In quel momento, lo stesso Karate, cui lui tanto aveva dato, gli restituì enormi mezzi di adattamento e resilienza. Reimparò di nuovo a fare Karate, con umiltà, costanza e dedizione, le parole del suo Maestro:”Karate miliore è quello di malattia” lo guidarono.

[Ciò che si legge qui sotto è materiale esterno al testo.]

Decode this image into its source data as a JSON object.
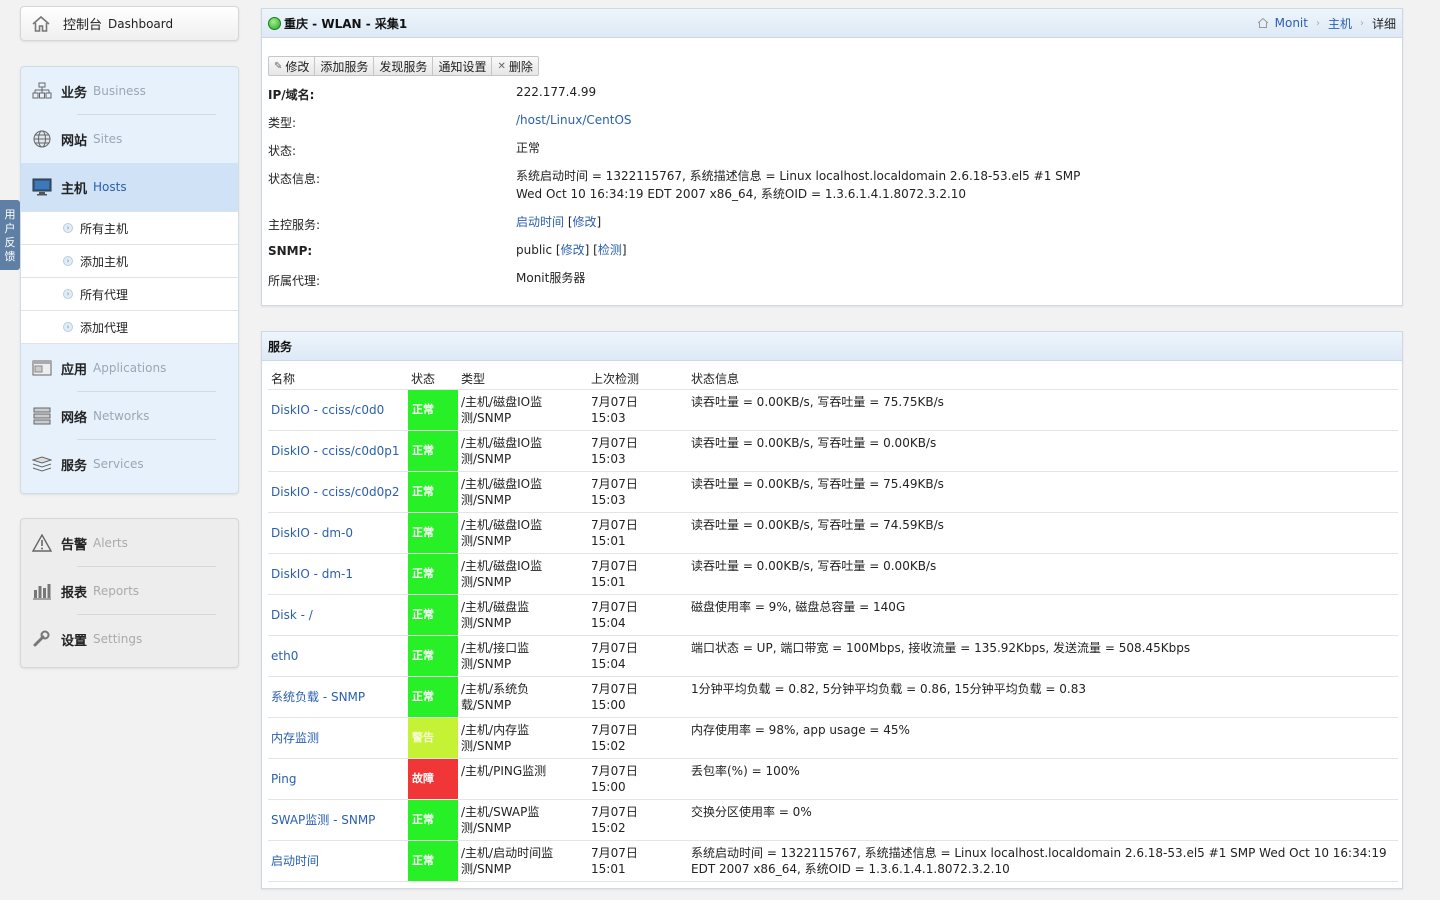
{
  "sidebar": {
    "dashboard": {
      "zh": "控制台",
      "en": "Dashboard"
    },
    "nav_main": [
      {
        "zh": "业务",
        "en": "Business",
        "icon": "sitemap-icon"
      },
      {
        "zh": "网站",
        "en": "Sites",
        "icon": "globe-icon"
      },
      {
        "zh": "主机",
        "en": "Hosts",
        "icon": "monitor-icon",
        "active": true
      },
      {
        "zh": "应用",
        "en": "Applications",
        "icon": "window-icon"
      },
      {
        "zh": "网络",
        "en": "Networks",
        "icon": "server-icon"
      },
      {
        "zh": "服务",
        "en": "Services",
        "icon": "stack-icon"
      }
    ],
    "hosts_sub": [
      "所有主机",
      "添加主机",
      "所有代理",
      "添加代理"
    ],
    "nav_secondary": [
      {
        "zh": "告警",
        "en": "Alerts",
        "icon": "warning-icon"
      },
      {
        "zh": "报表",
        "en": "Reports",
        "icon": "bar-chart-icon"
      },
      {
        "zh": "设置",
        "en": "Settings",
        "icon": "wrench-icon"
      }
    ],
    "feedback": [
      "用",
      "户",
      "反",
      "馈"
    ]
  },
  "host": {
    "title": "重庆 - WLAN - 采集1",
    "status_color": "#2aa52a",
    "breadcrumb": [
      "Monit",
      "主机",
      "详细"
    ],
    "toolbar": [
      "修改",
      "添加服务",
      "发现服务",
      "通知设置",
      "删除"
    ],
    "info": {
      "ip_label": "IP/域名:",
      "ip": "222.177.4.99",
      "type_label": "类型:",
      "type_value": "/host/Linux/CentOS",
      "status_label": "状态:",
      "status_value": "正常",
      "status_info_label": "状态信息:",
      "status_info": "系统启动时间 = 1322115767, 系统描述信息 = Linux localhost.localdomain 2.6.18-53.el5 #1 SMP Wed Oct 10 16:34:19 EDT 2007 x86_64, 系统OID = 1.3.6.1.4.1.8072.3.2.10",
      "master_label": "主控服务:",
      "master_value": "启动时间",
      "master_edit": "修改",
      "snmp_label": "SNMP:",
      "snmp_value": "public",
      "snmp_edit": "修改",
      "snmp_test": "检测",
      "proxy_label": "所属代理:",
      "proxy_value": "Monit服务器"
    }
  },
  "services": {
    "title": "服务",
    "columns": [
      "名称",
      "状态",
      "类型",
      "上次检测",
      "状态信息"
    ],
    "rows": [
      {
        "name": "DiskIO - cciss/c0d0",
        "status": "正常",
        "level": "ok",
        "type": "/主机/磁盘IO监测/SNMP",
        "date": "7月07日",
        "time": "15:03",
        "info": "读吞吐量 = 0.00KB/s, 写吞吐量 = 75.75KB/s"
      },
      {
        "name": "DiskIO - cciss/c0d0p1",
        "status": "正常",
        "level": "ok",
        "type": "/主机/磁盘IO监测/SNMP",
        "date": "7月07日",
        "time": "15:03",
        "info": "读吞吐量 = 0.00KB/s, 写吞吐量 = 0.00KB/s"
      },
      {
        "name": "DiskIO - cciss/c0d0p2",
        "status": "正常",
        "level": "ok",
        "type": "/主机/磁盘IO监测/SNMP",
        "date": "7月07日",
        "time": "15:03",
        "info": "读吞吐量 = 0.00KB/s, 写吞吐量 = 75.49KB/s"
      },
      {
        "name": "DiskIO - dm-0",
        "status": "正常",
        "level": "ok",
        "type": "/主机/磁盘IO监测/SNMP",
        "date": "7月07日",
        "time": "15:01",
        "info": "读吞吐量 = 0.00KB/s, 写吞吐量 = 74.59KB/s"
      },
      {
        "name": "DiskIO - dm-1",
        "status": "正常",
        "level": "ok",
        "type": "/主机/磁盘IO监测/SNMP",
        "date": "7月07日",
        "time": "15:01",
        "info": "读吞吐量 = 0.00KB/s, 写吞吐量 = 0.00KB/s"
      },
      {
        "name": "Disk - /",
        "status": "正常",
        "level": "ok",
        "type": "/主机/磁盘监测/SNMP",
        "date": "7月07日",
        "time": "15:04",
        "info": "磁盘使用率 = 9%, 磁盘总容量 = 140G"
      },
      {
        "name": "eth0",
        "status": "正常",
        "level": "ok",
        "type": "/主机/接口监测/SNMP",
        "date": "7月07日",
        "time": "15:04",
        "info": "端口状态 = UP, 端口带宽 = 100Mbps, 接收流量 = 135.92Kbps, 发送流量 = 508.45Kbps"
      },
      {
        "name": "系统负载 - SNMP",
        "status": "正常",
        "level": "ok",
        "type": "/主机/系统负载/SNMP",
        "date": "7月07日",
        "time": "15:00",
        "info": "1分钟平均负载 = 0.82, 5分钟平均负载 = 0.86, 15分钟平均负载 = 0.83"
      },
      {
        "name": "内存监测",
        "status": "警告",
        "level": "warn",
        "type": "/主机/内存监测/SNMP",
        "date": "7月07日",
        "time": "15:02",
        "info": "内存使用率 = 98%, app usage = 45%"
      },
      {
        "name": "Ping",
        "status": "故障",
        "level": "err",
        "type": "/主机/PING监测",
        "date": "7月07日",
        "time": "15:00",
        "info": "丢包率(%) = 100%"
      },
      {
        "name": "SWAP监测 - SNMP",
        "status": "正常",
        "level": "ok",
        "type": "/主机/SWAP监测/SNMP",
        "date": "7月07日",
        "time": "15:02",
        "info": "交换分区使用率 = 0%"
      },
      {
        "name": "启动时间",
        "status": "正常",
        "level": "ok",
        "type": "/主机/启动时间监测/SNMP",
        "date": "7月07日",
        "time": "15:01",
        "info": "系统启动时间 = 1322115767, 系统描述信息 = Linux localhost.localdomain 2.6.18-53.el5 #1 SMP Wed Oct 10 16:34:19 EDT 2007 x86_64, 系统OID = 1.3.6.1.4.1.8072.3.2.10"
      }
    ]
  }
}
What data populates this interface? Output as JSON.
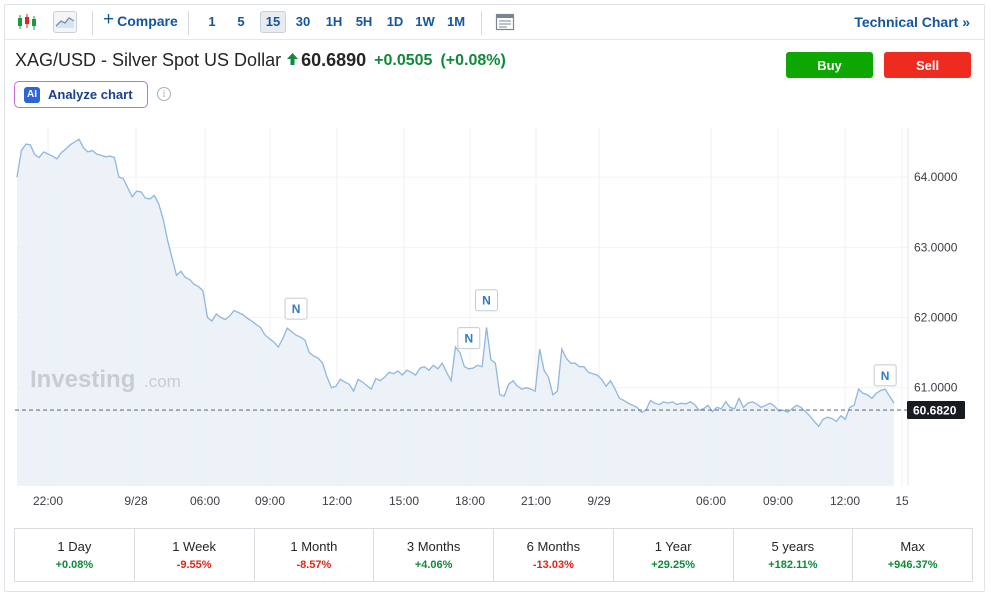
{
  "toolbar": {
    "compare_label": "Compare",
    "timeframes": [
      "1",
      "5",
      "15",
      "30",
      "1H",
      "5H",
      "1D",
      "1W",
      "1M"
    ],
    "active_timeframe": "15",
    "technical_chart_label": "Technical Chart »"
  },
  "instrument": {
    "name": "XAG/USD - Silver Spot US Dollar",
    "price": "60.6890",
    "change": "+0.0505",
    "change_pct": "(+0.08%)",
    "direction": "up"
  },
  "buttons": {
    "buy": "Buy",
    "sell": "Sell"
  },
  "analyze_label": "Analyze chart",
  "analyze_icon": "AI",
  "info_icon": "i",
  "watermark": {
    "brand": "Investing",
    "suffix": ".com"
  },
  "colors": {
    "line": "#8fb7de",
    "area": "#e9f0f7",
    "up": "#0d8a3a",
    "down": "#e0261a",
    "buy": "#0ea600",
    "sell": "#ee2b21",
    "link": "#1256a0"
  },
  "chart_data": {
    "type": "area",
    "ylim": [
      59.6,
      64.7
    ],
    "y_ticks": [
      {
        "value": 64.0,
        "label": "64.0000"
      },
      {
        "value": 63.0,
        "label": "63.0000"
      },
      {
        "value": 62.0,
        "label": "62.0000"
      },
      {
        "value": 61.0,
        "label": "61.0000"
      }
    ],
    "x_ticks": [
      "22:00",
      "9/28",
      "06:00",
      "09:00",
      "12:00",
      "15:00",
      "18:00",
      "21:00",
      "9/29",
      "06:00",
      "09:00",
      "12:00",
      "15"
    ],
    "current_price": {
      "value": 60.682,
      "label": "60.6820"
    },
    "news_marker_label": "N",
    "news_markers": [
      {
        "x": 63,
        "value": 61.92
      },
      {
        "x": 102,
        "value": 61.5
      },
      {
        "x": 106,
        "value": 62.04
      },
      {
        "x": 196,
        "value": 60.97
      }
    ],
    "x": [
      0,
      1,
      2,
      3,
      4,
      5,
      6,
      7,
      8,
      9,
      10,
      11,
      12,
      13,
      14,
      15,
      16,
      17,
      18,
      19,
      20,
      21,
      22,
      23,
      24,
      25,
      26,
      27,
      28,
      29,
      30,
      31,
      32,
      33,
      34,
      35,
      36,
      37,
      38,
      39,
      40,
      41,
      42,
      43,
      44,
      45,
      46,
      47,
      48,
      49,
      50,
      51,
      52,
      53,
      54,
      55,
      56,
      57,
      58,
      59,
      60,
      61,
      62,
      63,
      64,
      65,
      66,
      67,
      68,
      69,
      70,
      71,
      72,
      73,
      74,
      75,
      76,
      77,
      78,
      79,
      80,
      81,
      82,
      83,
      84,
      85,
      86,
      87,
      88,
      89,
      90,
      91,
      92,
      93,
      94,
      95,
      96,
      97,
      98,
      99,
      100,
      101,
      102,
      103,
      104,
      105,
      106,
      107,
      108,
      109,
      110,
      111,
      112,
      113,
      114,
      115,
      116,
      117,
      118,
      119,
      120,
      121,
      122,
      123,
      124,
      125,
      126,
      127,
      128,
      129,
      130,
      131,
      132,
      133,
      134,
      135,
      136,
      137,
      138,
      139,
      140,
      141,
      142,
      143,
      144,
      145,
      146,
      147,
      148,
      149,
      150,
      151,
      152,
      153,
      154,
      155,
      156,
      157,
      158,
      159,
      160,
      161,
      162,
      163,
      164,
      165,
      166,
      167,
      168,
      169,
      170,
      171,
      172,
      173,
      174,
      175,
      176,
      177,
      178,
      179,
      180,
      181,
      182,
      183,
      184,
      185,
      186,
      187,
      188,
      189,
      190,
      191,
      192,
      193,
      194,
      195,
      196,
      197,
      198
    ],
    "values": [
      64.0,
      64.38,
      64.47,
      64.46,
      64.32,
      64.28,
      64.36,
      64.33,
      64.3,
      64.26,
      64.35,
      64.4,
      64.46,
      64.5,
      64.54,
      64.42,
      64.36,
      64.38,
      64.33,
      64.31,
      64.29,
      64.3,
      64.28,
      64.0,
      63.98,
      63.85,
      63.72,
      63.8,
      63.79,
      63.7,
      63.69,
      63.74,
      63.62,
      63.4,
      63.1,
      62.85,
      62.6,
      62.66,
      62.57,
      62.54,
      62.47,
      62.44,
      62.38,
      62.0,
      61.95,
      62.05,
      62.0,
      61.97,
      62.02,
      62.1,
      62.07,
      62.04,
      61.99,
      61.95,
      61.9,
      61.86,
      61.75,
      61.7,
      61.65,
      61.58,
      61.7,
      61.85,
      61.8,
      61.75,
      61.72,
      61.68,
      61.5,
      61.45,
      61.42,
      61.35,
      61.15,
      61.0,
      61.02,
      61.12,
      61.08,
      61.05,
      60.95,
      61.12,
      61.08,
      61.03,
      60.98,
      61.13,
      61.1,
      61.15,
      61.22,
      61.2,
      61.24,
      61.18,
      61.25,
      61.22,
      61.18,
      61.28,
      61.3,
      61.25,
      61.32,
      61.27,
      61.35,
      61.22,
      61.1,
      61.58,
      61.5,
      61.3,
      61.27,
      61.28,
      61.32,
      61.3,
      61.86,
      61.4,
      61.35,
      60.9,
      60.88,
      61.05,
      61.1,
      61.02,
      60.98,
      61.0,
      60.98,
      60.95,
      61.55,
      61.25,
      61.15,
      60.9,
      60.95,
      61.55,
      61.42,
      61.35,
      61.35,
      61.3,
      61.3,
      61.22,
      61.2,
      61.18,
      61.12,
      61.02,
      61.1,
      60.98,
      60.85,
      60.82,
      60.78,
      60.75,
      60.72,
      60.65,
      60.68,
      60.82,
      60.78,
      60.76,
      60.8,
      60.78,
      60.8,
      60.76,
      60.78,
      60.77,
      60.8,
      60.76,
      60.68,
      60.7,
      60.75,
      60.66,
      60.72,
      60.7,
      60.8,
      60.72,
      60.7,
      60.85,
      60.72,
      60.78,
      60.8,
      60.77,
      60.72,
      60.75,
      60.78,
      60.74,
      60.67,
      60.68,
      60.65,
      60.7,
      60.75,
      60.72,
      60.66,
      60.6,
      60.52,
      60.45,
      60.55,
      60.58,
      60.56,
      60.52,
      60.6,
      60.55,
      60.72,
      60.75,
      60.98,
      60.92,
      60.9,
      60.85,
      60.92,
      60.96,
      60.98,
      60.88,
      60.78,
      60.7,
      60.69,
      60.71,
      60.7,
      60.69,
      60.7
    ]
  },
  "performance": [
    {
      "label": "1 Day",
      "value": "+0.08%",
      "dir": "up"
    },
    {
      "label": "1 Week",
      "value": "-9.55%",
      "dir": "down"
    },
    {
      "label": "1 Month",
      "value": "-8.57%",
      "dir": "down"
    },
    {
      "label": "3 Months",
      "value": "+4.06%",
      "dir": "up"
    },
    {
      "label": "6 Months",
      "value": "-13.03%",
      "dir": "down"
    },
    {
      "label": "1 Year",
      "value": "+29.25%",
      "dir": "up"
    },
    {
      "label": "5 years",
      "value": "+182.11%",
      "dir": "up"
    },
    {
      "label": "Max",
      "value": "+946.37%",
      "dir": "up"
    }
  ]
}
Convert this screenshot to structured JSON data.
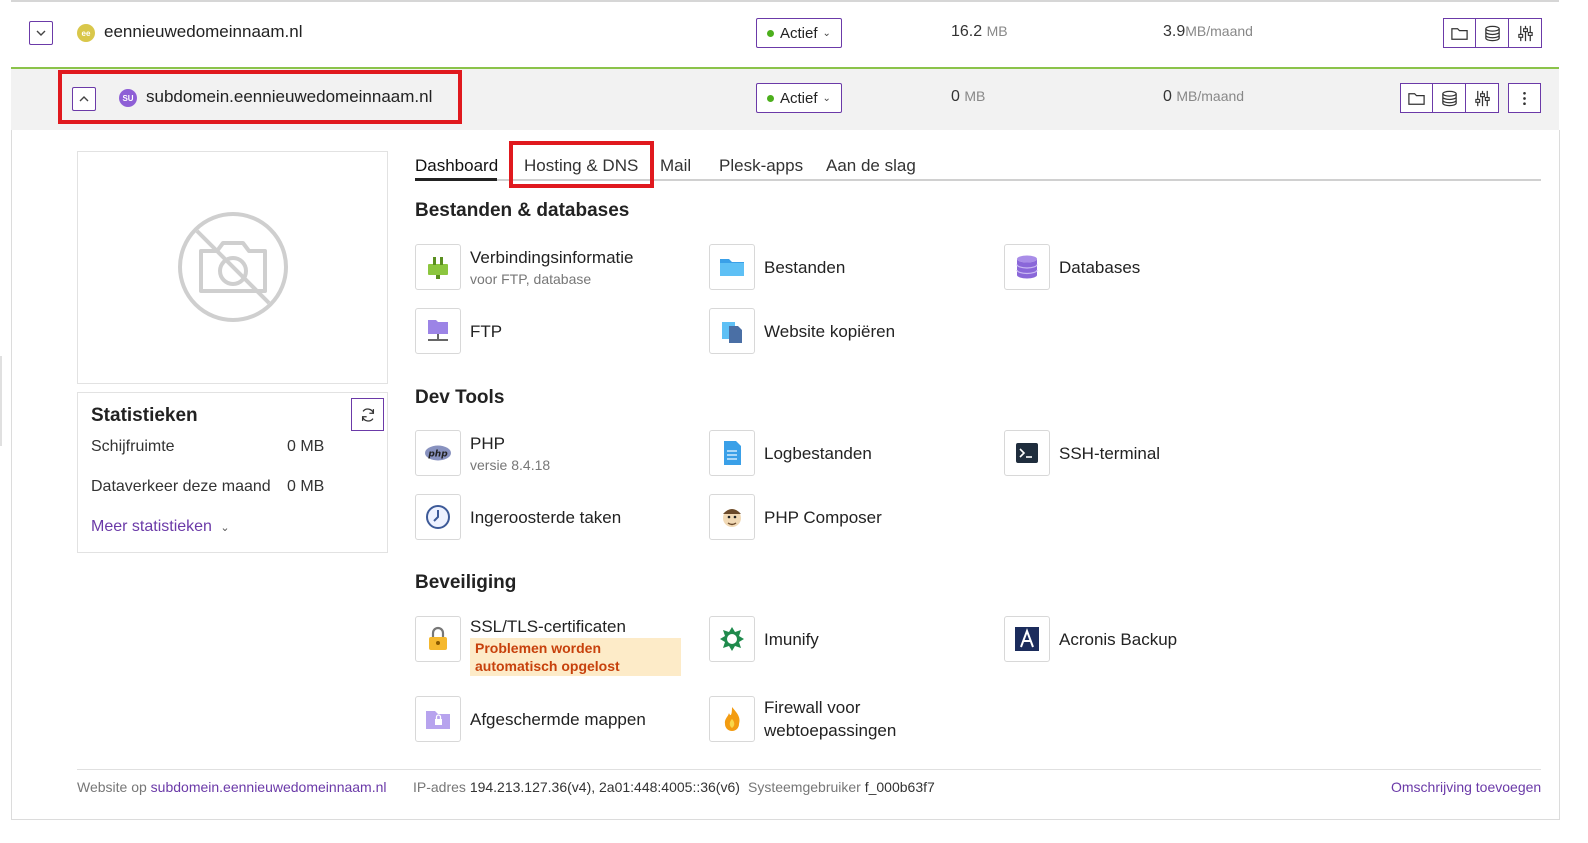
{
  "domains": [
    {
      "name": "eennieuwedomeinnaam.nl",
      "icon_text": "ee",
      "icon_color": "#d9c74a",
      "status": "Actief",
      "disk_value": "16.2",
      "disk_unit": "MB",
      "traffic_value": "3.9",
      "traffic_unit": "MB/maand"
    },
    {
      "name": "subdomein.eennieuwedomeinnaam.nl",
      "icon_text": "SU",
      "icon_color": "#8e5fd6",
      "status": "Actief",
      "disk_value": "0",
      "disk_unit": "MB",
      "traffic_value": "0",
      "traffic_unit": "MB/maand"
    }
  ],
  "stats": {
    "title": "Statistieken",
    "disk_label": "Schijfruimte",
    "disk_value": "0 MB",
    "traffic_label": "Dataverkeer deze maand",
    "traffic_value": "0 MB",
    "more_link": "Meer statistieken"
  },
  "tabs": [
    "Dashboard",
    "Hosting & DNS",
    "Mail",
    "Plesk-apps",
    "Aan de slag"
  ],
  "active_tab": "Dashboard",
  "sections": {
    "files": {
      "title": "Bestanden & databases",
      "items": [
        {
          "label": "Verbindingsinformatie",
          "sub": "voor FTP, database",
          "icon": "plug-icon"
        },
        {
          "label": "Bestanden",
          "icon": "folder-icon"
        },
        {
          "label": "Databases",
          "icon": "database-icon"
        },
        {
          "label": "FTP",
          "icon": "ftp-folder-icon"
        },
        {
          "label": "Website kopiëren",
          "icon": "copy-website-icon"
        }
      ]
    },
    "dev": {
      "title": "Dev Tools",
      "items": [
        {
          "label": "PHP",
          "sub": "versie 8.4.18",
          "icon": "php-icon"
        },
        {
          "label": "Logbestanden",
          "icon": "log-file-icon"
        },
        {
          "label": "SSH-terminal",
          "icon": "terminal-icon"
        },
        {
          "label": "Ingeroosterde taken",
          "icon": "clock-icon"
        },
        {
          "label": "PHP Composer",
          "icon": "composer-icon"
        }
      ]
    },
    "security": {
      "title": "Beveiliging",
      "items": [
        {
          "label": "SSL/TLS-certificaten",
          "warning": "Problemen worden automatisch opgelost",
          "icon": "lock-icon"
        },
        {
          "label": "Imunify",
          "icon": "imunify-icon"
        },
        {
          "label": "Acronis Backup",
          "icon": "acronis-icon"
        },
        {
          "label": "Afgeschermde mappen",
          "icon": "protected-folder-icon"
        },
        {
          "label": "Firewall voor webtoepassingen",
          "icon": "flame-icon"
        }
      ]
    }
  },
  "footer": {
    "website_label": "Website op",
    "website_link": "subdomein.eennieuwedomeinnaam.nl",
    "ip_label": "IP-adres",
    "ip_value": "194.213.127.36(v4), 2a01:448:4005::36(v6)",
    "user_label": "Systeemgebruiker",
    "user_value": "f_000b63f7",
    "description_link": "Omschrijving toevoegen"
  },
  "colors": {
    "accent": "#6b3aa8",
    "active_green": "#4caf1c",
    "highlight_red": "#e0191e",
    "warning_bg": "#fdebc8",
    "warning_text": "#c7410c"
  }
}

Scoprì nuovi anfratti nella grotta della pratica, posti davanti ai quali, pur passando negli anni precedenti, non aveva notato nulla. Nel buio esistenziale di quella “grotta”, alcune luci si stavano accendendo. La fiducia si stava riappropriando della sua vita. Altre persone lo aiutarono a trasformare una brutta situazione in un’esaltante opportunità di trasformazione.
Quell’uomo guarì, certo non completamente, ma seppur con molti punti di invalidità, tornò a una “nuova” vita, a una “nuova” pratica di Karate.
Decise di mettere a disposizione di tutti la sua esperienza, divenne insegnante in ospedale, nei reparti di oncoematologia pediatrica, lì dove veramente si rischia di perdere l’orientamento nei meandri del dolore, quello vero, quello a volte, non sanabile.

Lo stesso Karate, cui lui tanto aveva dato, gli restituì enormi mezzi di adattamento e resilienza.

Con la forza dei suoi sentimenti e delle sue competenze, trascinò tanti altri Maestri in quell’impresa e contribuì alla crescita in Italia, di un movimento in favore dei bambini ospedalizzati e non, per neoplasia.
Il KARATE INCLUDE, NON DIVIDE, questo il suo riferimento e questo se vogliamo è ciò che di fatto lo ha reso VI dan FIKTA, quindici anni orsono, e VII dan FIKTA, ieri pomeriggio 26 marzo 2022 a Fidenza, al cospetto del suo grande e insostituibile Maestro, di vita e Karate.